At the beginning of the 1960s there were only rice fields and individual buildings in the area. The Yokohama line to Hachiōji had existed since 1908 , but the line was only single-track at the time and there was no train station nearby. Real estate agents bought the private land and told residents and local authorities that the land was needed to build a Nissan / Ford auto plant . In fact, however, the brokers stood with the Japanese State Railways and politicians from the Liberal Democratic Party to acquire the land for a station on the planned Tōkaidō-Shinkansen high-speed line , although the public did not yet know about it. The deception was later exposed in a novel and documentary called Kuro No Cho Tokkyu . Police opened several investigations, but the suspected brokers, state railroad workers and government officials fled abroad until the statute of limitations on the alleged offenses had expired.

The opening of the new station "on the green field" took place on October 1, 1964, together with the entire Tōkaidō Shinkansen between Tokyo and Shin-Osaka . In the beginning, the Shinkansen service was limited to Kodama trains with stops at all stations. As the area around the train station developed into an important sub-center of Yokohama with numerous office buildings and hotels within a few years , demand rose by leaps and bounds.

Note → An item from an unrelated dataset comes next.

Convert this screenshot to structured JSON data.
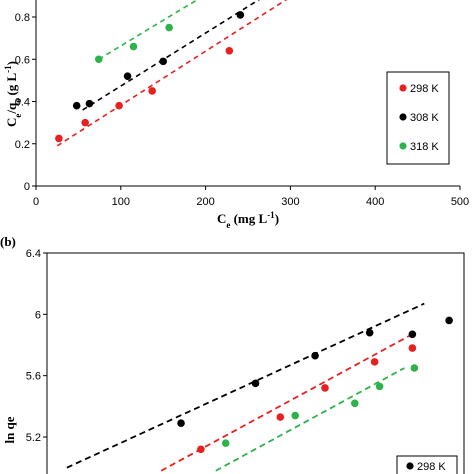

The Yokohama line was expanded to two tracks in 1967/68 and increasingly Hikari trains stopped on the high-speed line from 1976 , and Nozomi trains from 1992 . On March 14, 1985, the City Transportation Bureau extended the subway's Blue Line from Yokohama Station to Shin-Yokohama.

As part of the state railway privatization on April 1, 1987, the station became the property of two new companies, the Shinkansen station section at JR Central and the station section of the Yokohama line at JR East . On March 18, 1993, the metro was extended to Azamino . In October 1998, extensive renovation work was completed at the station. Since the timetable change on March 15, 2008, all Shinkansen trains have stopped in Shin-Yokohama.

Adjacent train stations

Lines
Shinagawa Shinkansen line Tōkaidō Shinkansen
JR Central
Odawara
Kikuna Yokohama line Yokohama Line
JR East
Kozukue
Kita-Shin-Yokohama Blue line Yokohama Subway Blue Line
Kishine-kōen

Web links

Commons : Shin-Yokohama Train Station  - Collection of Pictures, Videos and Audio Files

Individual evidence

  1. ^ Tokaido and Sanyo Shinkansen. (Timetable Tōkaidō Shinkansen to the west). shinkansen.co.jp, 2020, accessed April 16, 2020 .
  2. ↑ Weekday timetable in the direction of Higashi-Kanagawa. JR East , 2020, accessed April 16, 2020 (Japanese).
  3. ^ Cubic Plaza Shin-Yokohama. www.cubicplaza.com, accessed April 16, 2020 (Japanese).
  4. 神奈川 県 県 勢 要 覧 (平 成 30 年度). (PDF, 1.2 MB) Kanagawa Prefecture, 2018, accessed April 16, 2020 (Japanese).
  5. ^ Robert Whiting: Negative impact of 1964 Olympics profound. The Japan Times , October 24, 2014, accessed April 15, 2020 .
  6. a b Tetsu Ishino (Ed.): 停車場 変 遷 大事 典 国 鉄 ・ JR (station change directory JNR / JR) . JTB, Tokyo 1998, ISBN 978-4-533-02980-6 .
  7. a b Yokohama. urbanrail.net, 2011, accessed on April 15, 2020 (English).
  8. JR7 社 14 年 の あ ゆ み. In: kōtsū Shimbun , April 2, 2001, p. 9.